We have a decent healthcare system.
There are a plethora of organizations fighting for the rights of marginalized communities (refugees, Muslims, LGBTQ+, etc.).
I didn’t know what to write for this, and then I found out that Haley House is opening back up again, and it made my day.
I hate to be the one who has to bring up alcohol, but as long as we still have at least a few dive bars to drink at [Ed. note: We recommend Biddy Early’s in Downtown Crossing] I’ll be just fine.
What’s right with Boston you ask? Let me see, hmm. At this point I would have to say Medford, Malden, and Revere.
Public art and graffiti. There’s not as much as we need just yet, but there has been progress, and these murals really do support the local art scene most of the time.
Strong community of artists and others.
There is a vibrant community of young artists trying their best to make this city as cool as possible.

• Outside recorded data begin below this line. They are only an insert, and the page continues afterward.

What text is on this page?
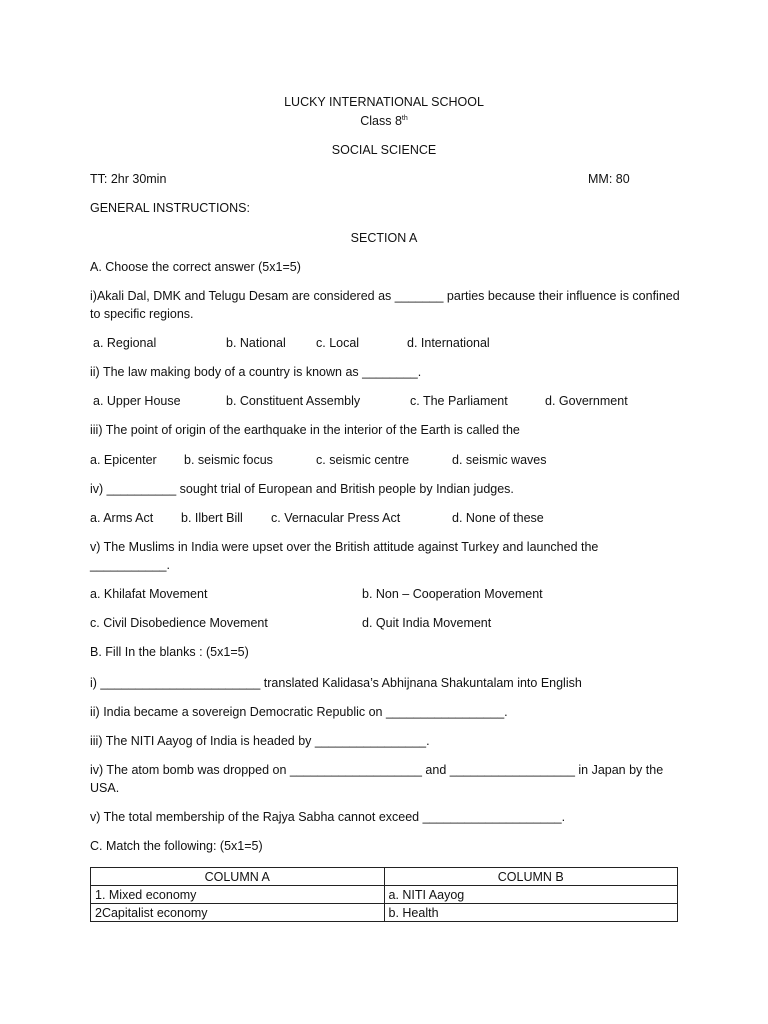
LUCKY INTERNATIONAL SCHOOL
Class 8th
SOCIAL SCIENCE
TT: 2hr 30min	MM: 80
GENERAL INSTRUCTIONS:
SECTION A
A. Choose the correct answer (5x1=5)
i)Akali Dal, DMK and Telugu Desam are considered as _______ parties because their influence is confined
to specific regions.
a. Regional	b. National c. Local	d. International
ii) The law making body of a country is known as ________.
a. Upper House	b. Constituent Assembly	c. The Parliament	d. Government
iii) The point of origin of the earthquake in the interior of the Earth is called the
a. Epicenter b. seismic focus	c. seismic centre	d. seismic waves
iv) __________ sought trial of European and British people by Indian judges.
a. Arms Act b. Ilbert Bill c. Vernacular Press Act	d. None of these
v) The Muslims in India were upset over the British attitude against Turkey and launched the
___________.
a. Khilafat Movement	b. Non – Cooperation Movement
c. Civil Disobedience Movement	d. Quit India Movement
B. Fill In the blanks : (5x1=5)
i) _______________________ translated Kalidasa’s Abhijnana Shakuntalam into English
ii) India became a sovereign Democratic Republic on _________________.
iii) The NITI Aayog of India is headed by ________________.
iv) The atom bomb was dropped on ___________________ and __________________ in Japan by the
USA.
v) The total membership of the Rajya Sabha cannot exceed ____________________.
C. Match the following: (5x1=5)
COLUMN A	COLUMN B
1. Mixed economy	a. NITI Aayog
2Capitalist economy	b. Health
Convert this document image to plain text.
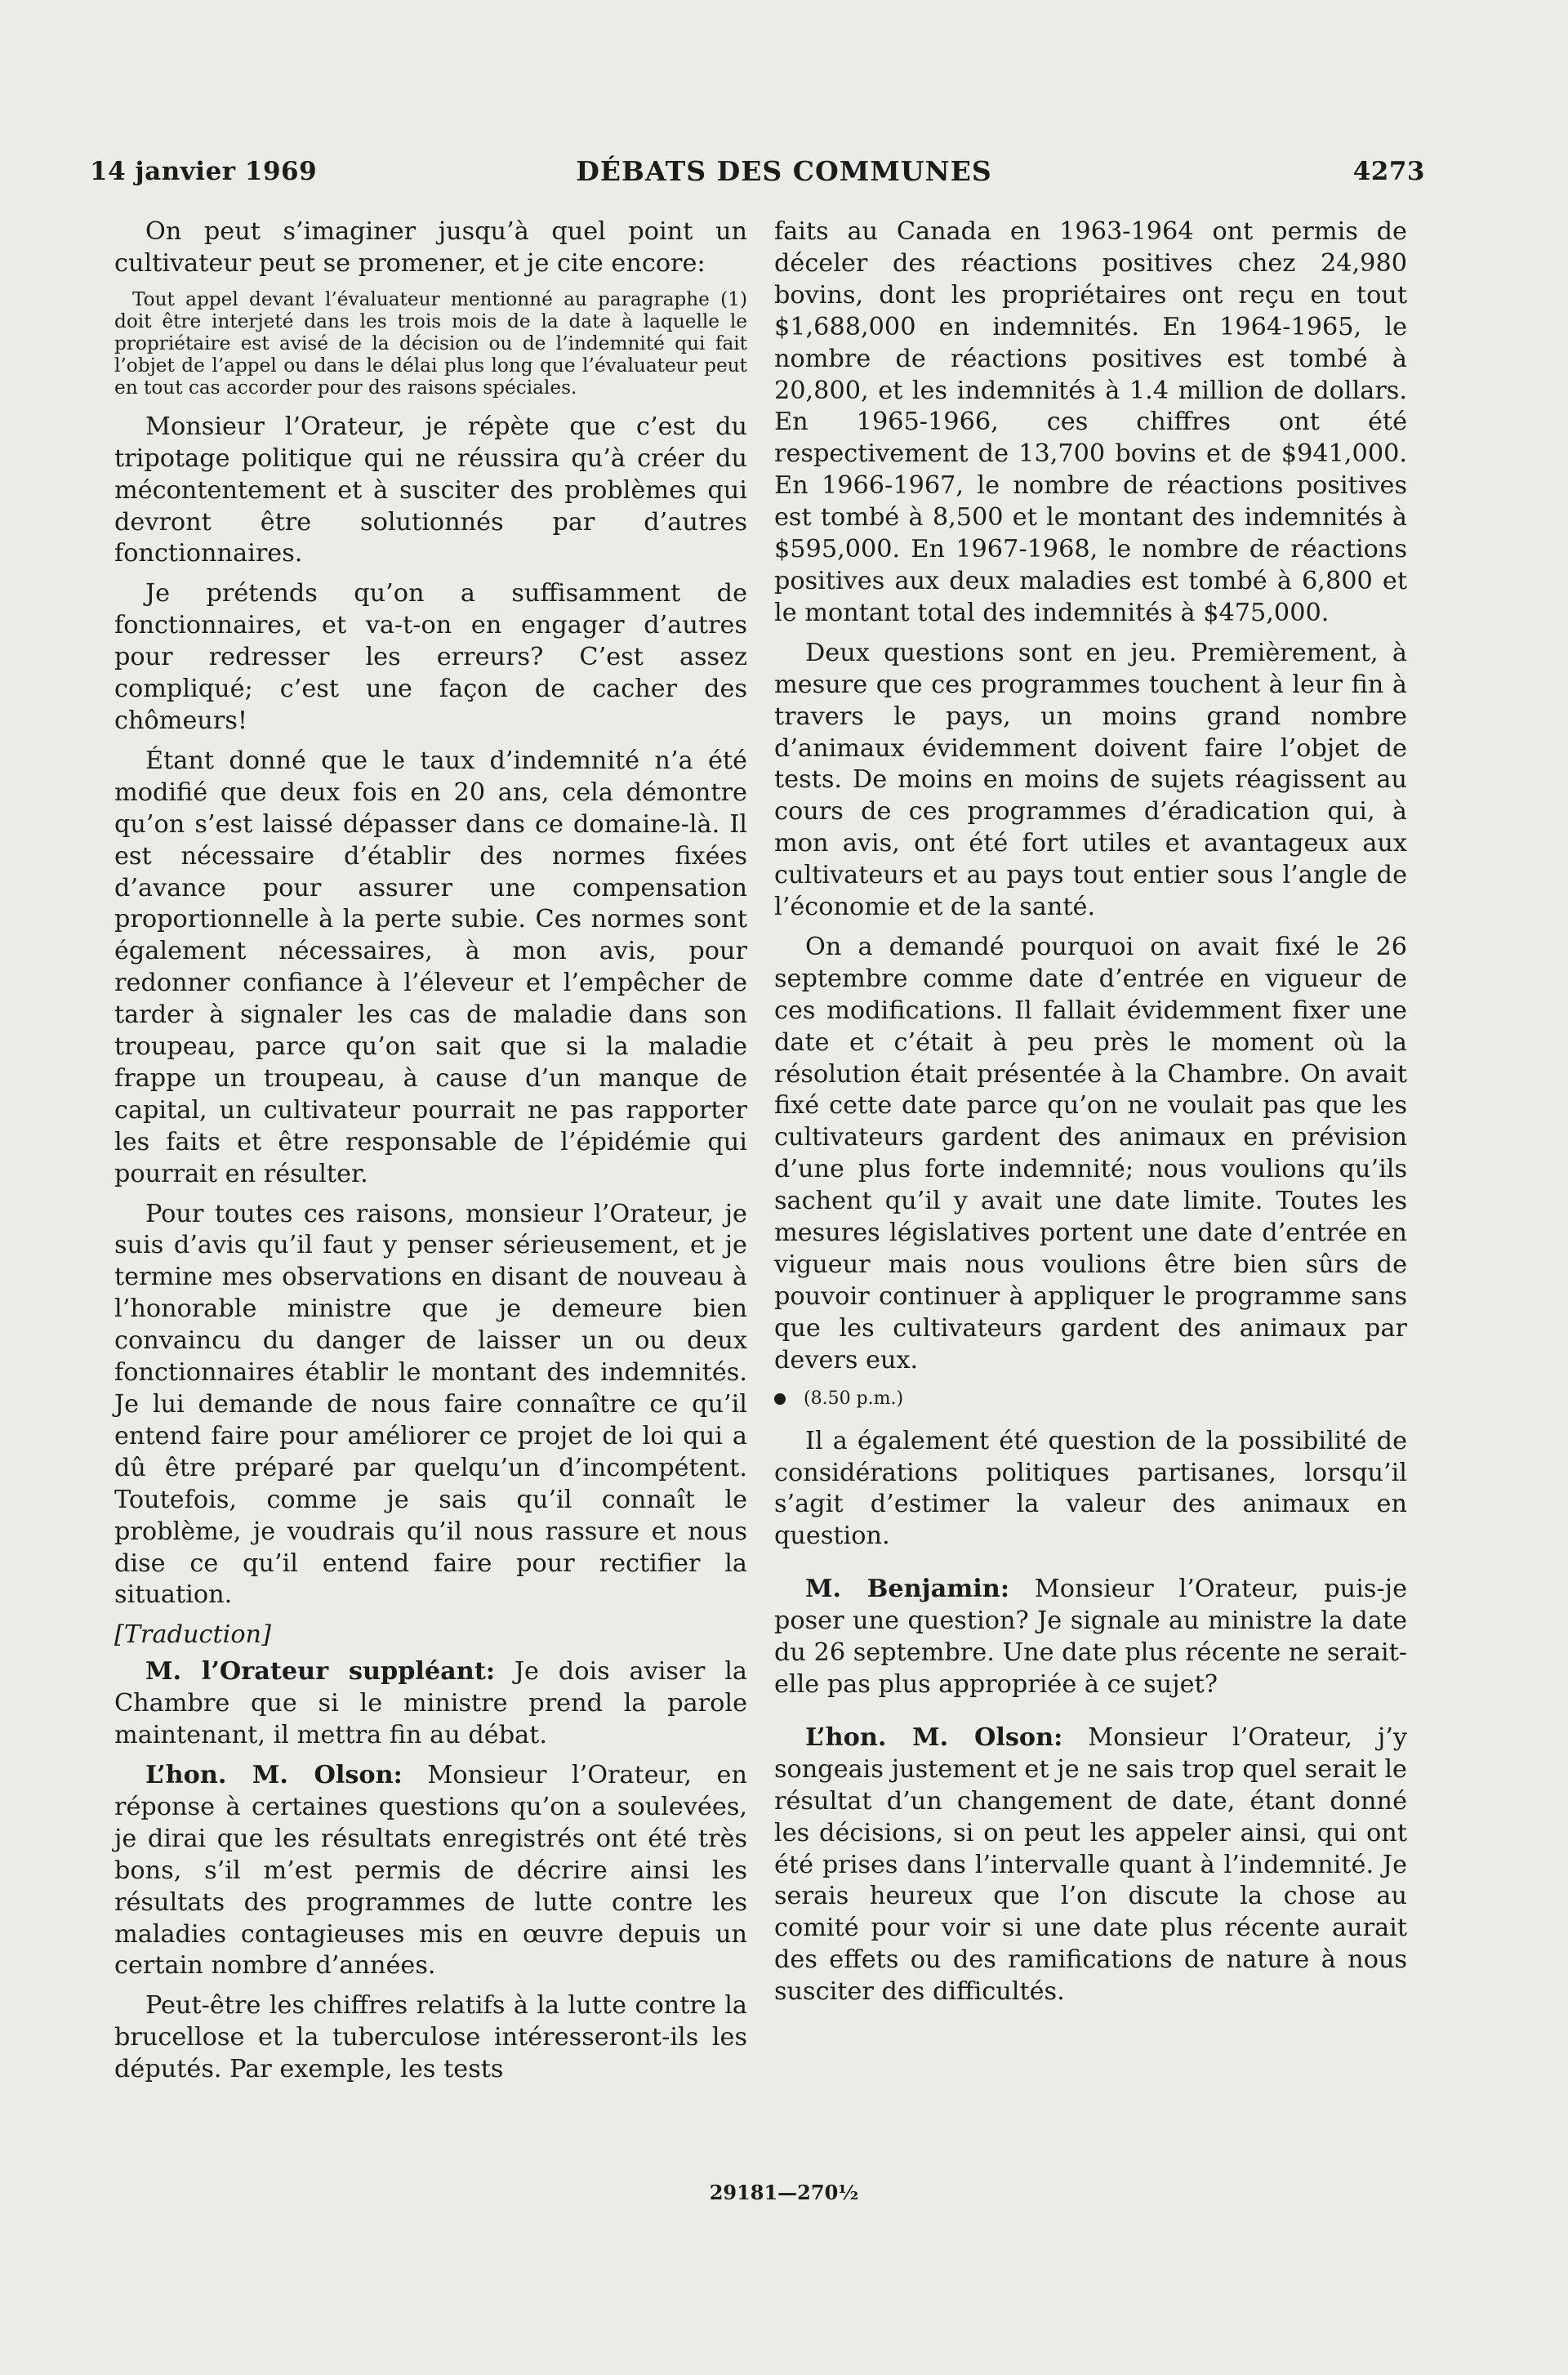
14 janvier 1969	DÉBATS DES COMMUNES	4273

On peut s’imaginer jusqu’à quel point un cultivateur peut se promener, et je cite encore:

Tout appel devant l’évaluateur mentionné au paragraphe (1) doit être interjeté dans les trois mois de la date à laquelle le propriétaire est avisé de la décision ou de l’indemnité qui fait l’objet de l’appel ou dans le délai plus long que l’évaluateur peut en tout cas accorder pour des raisons spéciales.

Monsieur l’Orateur, je répète que c’est du tripotage politique qui ne réussira qu’à créer du mécontentement et à susciter des problèmes qui devront être solutionnés par d’autres fonctionnaires.

Je prétends qu’on a suffisamment de fonctionnaires, et va-t-on en engager d’autres pour redresser les erreurs? C’est assez compliqué; c’est une façon de cacher des chômeurs!

Étant donné que le taux d’indemnité n’a été modifié que deux fois en 20 ans, cela démontre qu’on s’est laissé dépasser dans ce domaine-là. Il est nécessaire d’établir des normes fixées d’avance pour assurer une compensation proportionnelle à la perte subie. Ces normes sont également nécessaires, à mon avis, pour redonner confiance à l’éleveur et l’empêcher de tarder à signaler les cas de maladie dans son troupeau, parce qu’on sait que si la maladie frappe un troupeau, à cause d’un manque de capital, un cultivateur pourrait ne pas rapporter les faits et être responsable de l’épidémie qui pourrait en résulter.

Pour toutes ces raisons, monsieur l’Orateur, je suis d’avis qu’il faut y penser sérieusement, et je termine mes observations en disant de nouveau à l’honorable ministre que je demeure bien convaincu du danger de laisser un ou deux fonctionnaires établir le montant des indemnités. Je lui demande de nous faire connaître ce qu’il entend faire pour améliorer ce projet de loi qui a dû être préparé par quelqu’un d’incompétent. Toutefois, comme je sais qu’il connaît le problème, je voudrais qu’il nous rassure et nous dise ce qu’il entend faire pour rectifier la situation.

[Traduction]

M. l’Orateur suppléant: Je dois aviser la Chambre que si le ministre prend la parole maintenant, il mettra fin au débat.

L’hon. M. Olson: Monsieur l’Orateur, en réponse à certaines questions qu’on a soulevées, je dirai que les résultats enregistrés ont été très bons, s’il m’est permis de décrire ainsi les résultats des programmes de lutte contre les maladies contagieuses mis en œuvre depuis un certain nombre d’années.

Peut-être les chiffres relatifs à la lutte contre la brucellose et la tuberculose intéresseront-ils les députés. Par exemple, les tests

faits au Canada en 1963-1964 ont permis de déceler des réactions positives chez 24,980 bovins, dont les propriétaires ont reçu en tout $1,688,000 en indemnités. En 1964-1965, le nombre de réactions positives est tombé à 20,800, et les indemnités à 1.4 million de dollars. En 1965-1966, ces chiffres ont été respectivement de 13,700 bovins et de $941,000. En 1966-1967, le nombre de réactions positives est tombé à 8,500 et le montant des indemnités à $595,000. En 1967-1968, le nombre de réactions positives aux deux maladies est tombé à 6,800 et le montant total des indemnités à $475,000.

Deux questions sont en jeu. Premièrement, à mesure que ces programmes touchent à leur fin à travers le pays, un moins grand nombre d’animaux évidemment doivent faire l’objet de tests. De moins en moins de sujets réagissent au cours de ces programmes d’éradication qui, à mon avis, ont été fort utiles et avantageux aux cultivateurs et au pays tout entier sous l’angle de l’économie et de la santé.

On a demandé pourquoi on avait fixé le 26 septembre comme date d’entrée en vigueur de ces modifications. Il fallait évidemment fixer une date et c’était à peu près le moment où la résolution était présentée à la Chambre. On avait fixé cette date parce qu’on ne voulait pas que les cultivateurs gardent des animaux en prévision d’une plus forte indemnité; nous voulions qu’ils sachent qu’il y avait une date limite. Toutes les mesures législatives portent une date d’entrée en vigueur mais nous voulions être bien sûrs de pouvoir continuer à appliquer le programme sans que les cultivateurs gardent des animaux par devers eux.

(8.50 p.m.)

Il a également été question de la possibilité de considérations politiques partisanes, lorsqu’il s’agit d’estimer la valeur des animaux en question.

M. Benjamin: Monsieur l’Orateur, puis-je poser une question? Je signale au ministre la date du 26 septembre. Une date plus récente ne serait-elle pas plus appropriée à ce sujet?

L’hon. M. Olson: Monsieur l’Orateur, j’y songeais justement et je ne sais trop quel serait le résultat d’un changement de date, étant donné les décisions, si on peut les appeler ainsi, qui ont été prises dans l’intervalle quant à l’indemnité. Je serais heureux que l’on discute la chose au comité pour voir si une date plus récente aurait des effets ou des ramifications de nature à nous susciter des difficultés.

29181—270½
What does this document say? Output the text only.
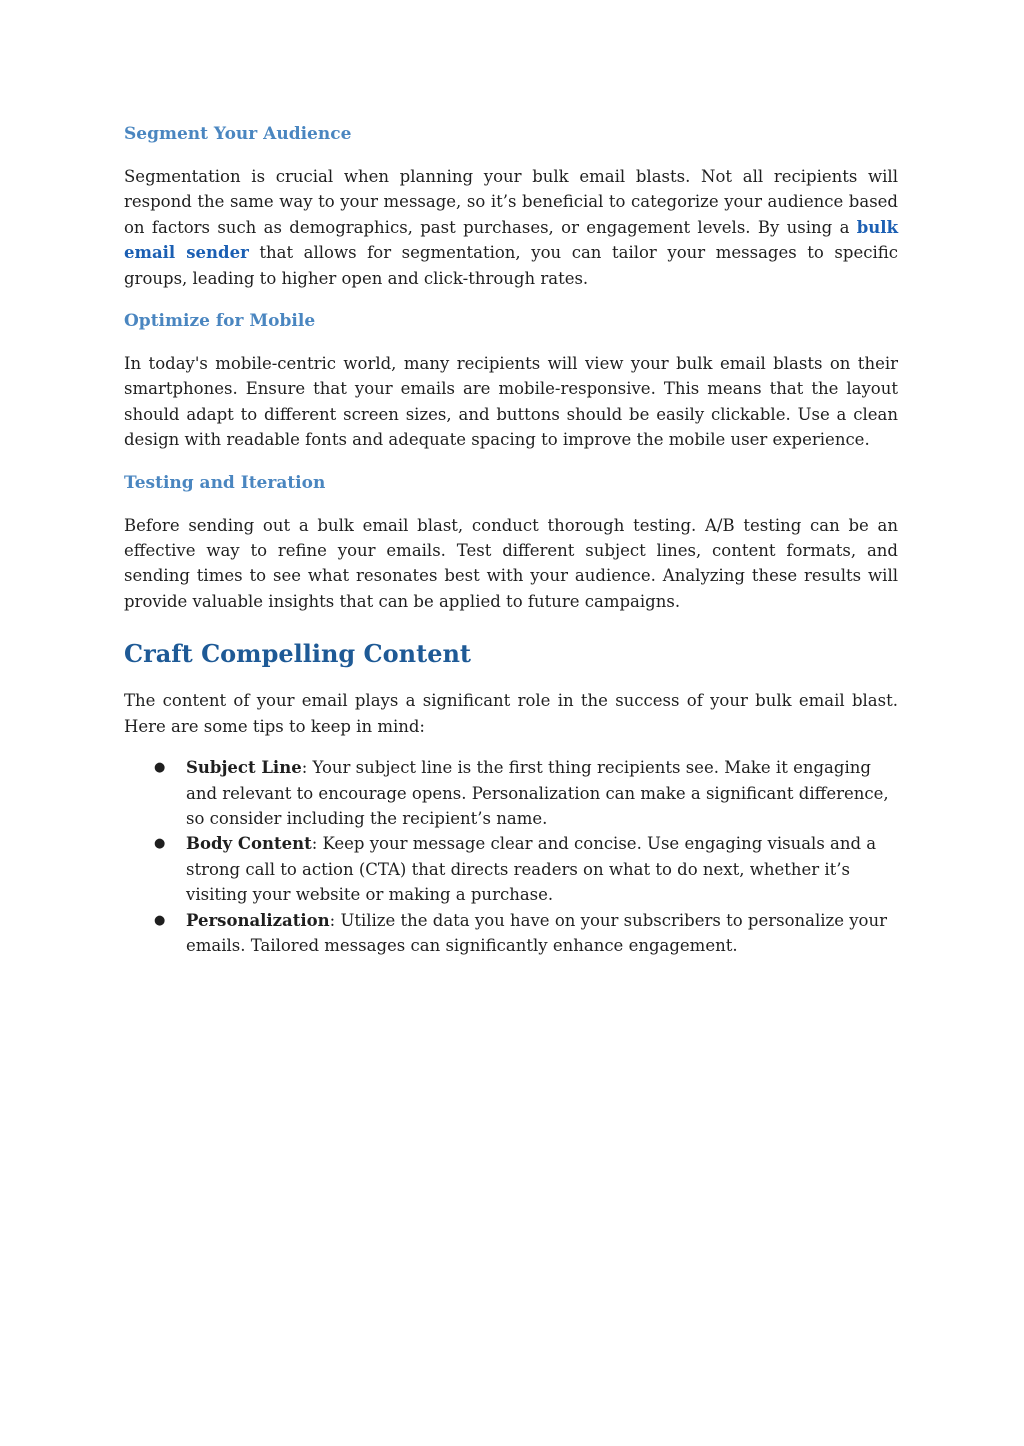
Segment Your Audience

Segmentation is crucial when planning your bulk email blasts. Not all recipients will respond the same way to your message, so it’s beneficial to categorize your audience based on factors such as demographics, past purchases, or engagement levels. By using a bulk email sender that allows for segmentation, you can tailor your messages to specific groups, leading to higher open and click-through rates.

Optimize for Mobile

In today's mobile-centric world, many recipients will view your bulk email blasts on their smartphones. Ensure that your emails are mobile-responsive. This means that the layout should adapt to different screen sizes, and buttons should be easily clickable. Use a clean design with readable fonts and adequate spacing to improve the mobile user experience.

Testing and Iteration

Before sending out a bulk email blast, conduct thorough testing. A/B testing can be an effective way to refine your emails. Test different subject lines, content formats, and sending times to see what resonates best with your audience. Analyzing these results will provide valuable insights that can be applied to future campaigns.

Craft Compelling Content

The content of your email plays a significant role in the success of your bulk email blast. Here are some tips to keep in mind:

● Subject Line: Your subject line is the first thing recipients see. Make it engaging and relevant to encourage opens. Personalization can make a significant difference, so consider including the recipient’s name.
● Body Content: Keep your message clear and concise. Use engaging visuals and a strong call to action (CTA) that directs readers on what to do next, whether it’s visiting your website or making a purchase.
● Personalization: Utilize the data you have on your subscribers to personalize your emails. Tailored messages can significantly enhance engagement.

The strong underground communities people found outside our bigger institutions
I’m not sure how they do it, but I’m always impressed by how many record stores there still are. Way more than I am ever able to sift through in a single day.
There is an abundance of cultures and cultural experiences.
I’ve only been an arts advocate for 10 years but it seems that our grassroots movements are stronger than ever now and not just social justice and political movements but in the arts too—multiple complementary movements
What’s right with Boston: Schools staffed by teachers who know their craft and are totally dedicated to their students. Not all teachers are like that, of course, but many.
Boston is an accessible city with a lot of variety for not a very large city. Pretty much anything you’d want is in some part of Boston (besides cheap rent).